Multibillion-dollar campaigns have transformed how elite universities raise money. The traditional prodding at homecoming cocktail parties is supplemented by data mining and marketing consultants. Cornell’s fundraising staff numbers 125. Some schools pay top rainmakers $200,000 or more.

The goal is luring the big fish. Nobody gets to $4 billion in tens and twenties. Colleges still solicit small donations from young alumni, but that’s largely to increase the odds that alumni who strike it rich will already be in a giving habit.

“We have to have transformational gifts,” says Charles Phlegar, who heads Cornell’s fundraising. “Fifty million, $100 million — in that range — and we will certainly have that.”

Typically, 80 percent of a college’s fundraising comes from 20 percent of the donors, says John Lippincott, president of the Council for Advancement and Support of Education. That ratio gets even more lopsided with the biggest campaigns.

Some find the whole language of “campaigns” puzzling. Universities are always raising money; “campaigns” are just artificial start and end points. Typically, they involve a two-year “quiet” phase, for lining up top donors and securing about one-quarter of the goal. After that, the public phase typically lasts five years.

Still, the process is valuable. Fundraising campaigns — like political ones — force the participants to articulate their priorities and values. That’s important because such campaigns often spark questions about whether the concentration of wealth at the richest universities is good for the public.

A 2005 Associated Press analysis of the then-47 colleges with $1 billion or more found they held nearly two-thirds of the endowed wealth in American higher education, but educate fewer than one in 25 undergraduates. Those endowments are built with indirect public subsidies — tax-deductible donations and tax-exempt bonds.

“There is greater public concern about, why are they doing this when they’re charging such high tuition,” said Cornell economist Ronald Ehrenberg. “It’s absolutely incumbent on the universities when they go out and seek this money to show they are using it for socially important purposes.”

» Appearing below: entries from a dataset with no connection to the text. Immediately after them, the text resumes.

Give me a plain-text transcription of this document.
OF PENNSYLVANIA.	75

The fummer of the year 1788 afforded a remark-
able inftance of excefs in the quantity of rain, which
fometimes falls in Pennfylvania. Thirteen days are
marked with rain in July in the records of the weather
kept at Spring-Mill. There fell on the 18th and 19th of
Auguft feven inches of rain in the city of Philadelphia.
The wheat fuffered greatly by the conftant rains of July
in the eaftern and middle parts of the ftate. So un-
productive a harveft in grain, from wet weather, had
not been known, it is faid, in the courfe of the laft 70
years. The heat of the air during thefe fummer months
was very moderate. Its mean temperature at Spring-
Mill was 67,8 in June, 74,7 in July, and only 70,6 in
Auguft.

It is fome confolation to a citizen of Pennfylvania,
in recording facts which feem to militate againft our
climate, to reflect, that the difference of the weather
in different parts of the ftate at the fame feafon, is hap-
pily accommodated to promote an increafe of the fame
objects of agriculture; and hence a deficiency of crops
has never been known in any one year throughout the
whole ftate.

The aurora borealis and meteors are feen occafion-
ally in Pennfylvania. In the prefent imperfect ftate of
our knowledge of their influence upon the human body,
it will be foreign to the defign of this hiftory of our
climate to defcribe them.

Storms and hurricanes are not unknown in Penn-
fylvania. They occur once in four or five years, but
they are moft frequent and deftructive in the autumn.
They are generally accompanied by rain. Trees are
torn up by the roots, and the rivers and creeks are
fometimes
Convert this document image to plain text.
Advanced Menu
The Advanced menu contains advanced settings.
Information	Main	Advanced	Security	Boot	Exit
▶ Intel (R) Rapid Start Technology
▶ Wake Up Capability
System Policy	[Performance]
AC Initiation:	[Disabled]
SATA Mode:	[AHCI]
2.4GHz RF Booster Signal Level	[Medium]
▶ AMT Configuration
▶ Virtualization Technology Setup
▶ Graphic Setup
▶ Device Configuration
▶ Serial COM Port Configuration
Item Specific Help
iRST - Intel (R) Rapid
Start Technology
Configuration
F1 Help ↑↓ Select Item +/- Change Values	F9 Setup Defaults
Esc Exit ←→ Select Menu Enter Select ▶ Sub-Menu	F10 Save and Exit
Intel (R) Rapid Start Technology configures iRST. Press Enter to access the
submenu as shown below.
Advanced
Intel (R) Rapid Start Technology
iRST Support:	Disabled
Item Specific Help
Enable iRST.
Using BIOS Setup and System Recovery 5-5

Cornell, which is partly public, is in fact fairly poor by Ivy League standards. Skorton said he hopes the school will someday replace loans entirely with grants for low-income students, but can’t promise that even with this $4 billion.

The other priorities are recruiting top faculty to replace retiring baby boomers, and updating aging buildings.

The money won’t “sit in some long-term investment pool somewhere just so we can reach an arbitrary level,” Skorton said, reeling off a series of research initiatives in areas like medicine and Third World development.

“Philanthropy should be spread around. But we should get our share because we’re one of the places that’s really turning the crank and changing the world.”

Officials at poorer schools envy Cornell’s wealthy alumni base and access to sophisticated financial advice that produces better investment returns. But most say they don’t begrudge Cornell its donations. Different colleges fish in different pools; Cornell’s gain is usually not another’s loss.

Other colleges are busy with their own campaigns, which have fewer zeros, but are often comparable for their size. Mount Holyoke is announcing a $300 million campaign this weekend.